The exclusive group will include the multiple big-race winner Simon Gerrans and the South Australian Olympic silver medallist Alex Edmondson who first caught the eye as a road rider with a gutsy second placing in the 2013 Tour of the Great South Coast, also winning the CFMEU Rising Star Award and the gruelling final stage around Camperdown’ s Lakes and Craters district.
“The Great South Coast Tour is the perfect event for young riders like Alex Edmondson to display their talents,” Sanders said. “He went to the Olympic Games twice as a track rider, but now his immediate future is on the road overseas with Orica-Scott. It’s exciting.”

Sanders said the 2017 Great South Coast course was beautiful, challenging, unpredictable and potentially career-defining.

“You’ll have tough hills around Mount Gambier’s Blue Lake, Casterton and Cape Bridgewater, plus wide-open, wind-affected spaces in and out of that charming little fishing village, Port MacDonnell. I love going to that race, it’s a great event.”

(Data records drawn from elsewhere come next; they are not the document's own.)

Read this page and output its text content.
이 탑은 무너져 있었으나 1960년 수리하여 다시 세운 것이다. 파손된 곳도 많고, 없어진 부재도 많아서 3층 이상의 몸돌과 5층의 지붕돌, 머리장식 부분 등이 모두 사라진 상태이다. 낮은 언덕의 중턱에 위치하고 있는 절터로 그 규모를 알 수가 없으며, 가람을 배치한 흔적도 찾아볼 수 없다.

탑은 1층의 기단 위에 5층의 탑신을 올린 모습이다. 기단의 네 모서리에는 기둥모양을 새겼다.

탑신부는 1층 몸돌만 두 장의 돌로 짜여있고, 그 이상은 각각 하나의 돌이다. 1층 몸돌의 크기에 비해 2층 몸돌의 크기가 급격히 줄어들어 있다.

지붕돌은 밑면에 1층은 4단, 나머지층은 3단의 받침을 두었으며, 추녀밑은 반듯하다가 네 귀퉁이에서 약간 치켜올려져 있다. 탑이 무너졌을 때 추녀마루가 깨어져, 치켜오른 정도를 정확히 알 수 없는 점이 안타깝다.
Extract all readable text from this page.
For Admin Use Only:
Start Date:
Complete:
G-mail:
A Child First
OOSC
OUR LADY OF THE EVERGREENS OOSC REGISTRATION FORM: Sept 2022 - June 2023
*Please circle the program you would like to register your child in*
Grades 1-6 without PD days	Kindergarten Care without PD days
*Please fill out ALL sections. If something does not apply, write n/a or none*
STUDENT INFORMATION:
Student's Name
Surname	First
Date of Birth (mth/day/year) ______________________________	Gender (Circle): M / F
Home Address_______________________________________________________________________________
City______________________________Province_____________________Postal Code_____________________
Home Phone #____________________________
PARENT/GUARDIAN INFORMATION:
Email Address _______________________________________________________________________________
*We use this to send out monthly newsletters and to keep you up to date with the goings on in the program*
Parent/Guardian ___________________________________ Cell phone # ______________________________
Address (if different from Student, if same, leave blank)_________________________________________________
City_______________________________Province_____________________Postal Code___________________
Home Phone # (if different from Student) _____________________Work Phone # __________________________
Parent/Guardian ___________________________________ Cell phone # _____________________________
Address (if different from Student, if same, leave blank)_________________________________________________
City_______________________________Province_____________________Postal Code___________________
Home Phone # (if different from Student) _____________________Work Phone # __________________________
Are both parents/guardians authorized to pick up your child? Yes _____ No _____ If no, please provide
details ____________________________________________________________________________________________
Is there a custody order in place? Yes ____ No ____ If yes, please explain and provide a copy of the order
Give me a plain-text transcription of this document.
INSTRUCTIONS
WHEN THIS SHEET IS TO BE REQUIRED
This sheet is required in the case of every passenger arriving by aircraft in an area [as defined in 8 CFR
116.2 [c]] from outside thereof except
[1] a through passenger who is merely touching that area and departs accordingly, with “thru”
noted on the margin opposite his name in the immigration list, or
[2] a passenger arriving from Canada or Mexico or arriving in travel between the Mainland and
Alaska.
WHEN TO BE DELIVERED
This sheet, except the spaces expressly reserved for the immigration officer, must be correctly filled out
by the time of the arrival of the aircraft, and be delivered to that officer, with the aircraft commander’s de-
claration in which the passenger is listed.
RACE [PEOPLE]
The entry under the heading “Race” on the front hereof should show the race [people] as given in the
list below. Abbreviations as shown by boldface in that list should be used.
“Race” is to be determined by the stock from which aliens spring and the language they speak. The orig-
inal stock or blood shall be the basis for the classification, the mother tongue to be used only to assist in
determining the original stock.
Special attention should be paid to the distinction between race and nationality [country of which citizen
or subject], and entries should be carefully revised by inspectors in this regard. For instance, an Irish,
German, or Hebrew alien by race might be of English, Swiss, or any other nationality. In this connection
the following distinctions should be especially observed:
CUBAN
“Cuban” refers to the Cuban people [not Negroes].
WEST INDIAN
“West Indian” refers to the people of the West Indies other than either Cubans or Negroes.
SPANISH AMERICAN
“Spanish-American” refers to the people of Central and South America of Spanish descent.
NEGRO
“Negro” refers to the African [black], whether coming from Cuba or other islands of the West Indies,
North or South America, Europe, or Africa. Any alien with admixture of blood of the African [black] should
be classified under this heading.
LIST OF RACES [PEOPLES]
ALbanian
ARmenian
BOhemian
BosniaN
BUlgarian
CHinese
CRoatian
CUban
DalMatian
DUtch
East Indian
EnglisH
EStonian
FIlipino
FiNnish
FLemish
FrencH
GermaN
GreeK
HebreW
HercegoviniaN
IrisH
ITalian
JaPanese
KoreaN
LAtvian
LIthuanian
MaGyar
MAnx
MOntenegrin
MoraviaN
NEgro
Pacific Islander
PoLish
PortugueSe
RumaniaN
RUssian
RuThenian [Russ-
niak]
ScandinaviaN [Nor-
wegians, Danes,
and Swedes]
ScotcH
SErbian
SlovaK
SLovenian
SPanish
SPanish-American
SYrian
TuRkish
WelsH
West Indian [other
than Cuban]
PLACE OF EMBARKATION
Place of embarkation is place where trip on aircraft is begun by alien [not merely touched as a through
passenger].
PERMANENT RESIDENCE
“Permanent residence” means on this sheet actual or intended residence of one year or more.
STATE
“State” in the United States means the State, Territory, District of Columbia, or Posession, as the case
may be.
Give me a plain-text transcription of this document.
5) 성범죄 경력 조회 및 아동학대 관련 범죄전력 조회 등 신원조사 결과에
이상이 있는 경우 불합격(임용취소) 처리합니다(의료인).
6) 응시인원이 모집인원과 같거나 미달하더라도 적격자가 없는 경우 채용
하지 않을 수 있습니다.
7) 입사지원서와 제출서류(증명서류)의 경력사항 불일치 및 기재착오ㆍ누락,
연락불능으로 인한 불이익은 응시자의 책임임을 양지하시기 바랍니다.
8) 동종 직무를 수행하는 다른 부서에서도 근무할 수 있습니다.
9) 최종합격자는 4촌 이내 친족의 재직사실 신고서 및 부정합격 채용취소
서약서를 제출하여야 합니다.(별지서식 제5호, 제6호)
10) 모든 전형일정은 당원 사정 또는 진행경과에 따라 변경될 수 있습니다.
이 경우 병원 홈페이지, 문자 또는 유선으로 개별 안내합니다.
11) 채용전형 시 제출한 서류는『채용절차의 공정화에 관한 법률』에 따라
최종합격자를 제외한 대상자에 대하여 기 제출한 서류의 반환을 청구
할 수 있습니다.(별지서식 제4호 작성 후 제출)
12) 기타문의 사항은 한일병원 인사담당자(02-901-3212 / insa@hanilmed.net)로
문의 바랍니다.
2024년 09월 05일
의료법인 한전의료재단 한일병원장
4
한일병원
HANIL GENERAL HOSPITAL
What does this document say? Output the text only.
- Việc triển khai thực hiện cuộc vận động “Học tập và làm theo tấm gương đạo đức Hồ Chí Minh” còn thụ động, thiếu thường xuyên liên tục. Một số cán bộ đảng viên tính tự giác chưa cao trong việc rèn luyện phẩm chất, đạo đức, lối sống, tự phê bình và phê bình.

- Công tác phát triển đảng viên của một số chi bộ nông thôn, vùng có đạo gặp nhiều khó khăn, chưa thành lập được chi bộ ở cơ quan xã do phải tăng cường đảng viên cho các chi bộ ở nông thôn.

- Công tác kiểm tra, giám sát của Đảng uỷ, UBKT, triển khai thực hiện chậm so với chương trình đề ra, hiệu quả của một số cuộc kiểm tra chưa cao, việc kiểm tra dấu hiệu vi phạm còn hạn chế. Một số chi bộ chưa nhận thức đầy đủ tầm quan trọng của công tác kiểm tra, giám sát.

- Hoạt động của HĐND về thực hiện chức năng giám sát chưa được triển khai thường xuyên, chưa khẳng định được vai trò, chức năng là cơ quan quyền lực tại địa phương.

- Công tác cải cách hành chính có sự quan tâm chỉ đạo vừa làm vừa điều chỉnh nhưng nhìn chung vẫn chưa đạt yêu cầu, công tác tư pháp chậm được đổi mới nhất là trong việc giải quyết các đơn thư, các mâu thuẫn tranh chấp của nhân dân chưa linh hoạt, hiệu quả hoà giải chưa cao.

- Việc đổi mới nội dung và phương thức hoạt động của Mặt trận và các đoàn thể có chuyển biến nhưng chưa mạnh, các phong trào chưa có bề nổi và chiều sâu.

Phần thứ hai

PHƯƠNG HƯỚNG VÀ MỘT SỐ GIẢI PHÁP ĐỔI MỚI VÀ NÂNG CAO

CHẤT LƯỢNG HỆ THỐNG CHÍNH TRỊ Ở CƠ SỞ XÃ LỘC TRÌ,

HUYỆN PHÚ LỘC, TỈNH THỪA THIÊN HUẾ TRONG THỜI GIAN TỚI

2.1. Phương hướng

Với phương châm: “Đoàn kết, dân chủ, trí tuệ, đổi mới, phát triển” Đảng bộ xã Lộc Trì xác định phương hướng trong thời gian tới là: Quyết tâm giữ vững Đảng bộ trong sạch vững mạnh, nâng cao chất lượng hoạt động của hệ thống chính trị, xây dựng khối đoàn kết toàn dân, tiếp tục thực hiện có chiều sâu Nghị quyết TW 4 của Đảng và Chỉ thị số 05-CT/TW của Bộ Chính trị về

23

Sanders, who has guided and helped countless young cyclists throughout his 27-year coaching career, said he was humbled and “a little embarrassed” with his Queen’s Birthday honour.

“I just feel there are a lot more deserving people around than me,” he said. “To be honest, I was quite shocked when I was advised.”

Sanders, who as a cyclist won the 1978 Austral Wheelrace, and an Australian Madison Championship and two Launceston six-day races with Murray Hall, said that although he would not be present at the five-day Great South Coast Tour, he would following the race’s progress on social media.

“I’ll be keen to see which young cyclist emerges through the ranks,” he said.

The Tour of the Great South Coast will be held from July 26-30 and will take in a 500-kilometre course in South Australia and Victoria, with backing from the municipalities of Mount Gambier, Grant and Glenelg.
The six-stage teams event is expected to attract a top-class field of about 100 cyclists from all Australian states and New Zealand. Entries close with Cycling Victoria on Monday, July 17.

The tour is one of the key events on Cycling Australia’s 2017 Subaru National Road Series calendar.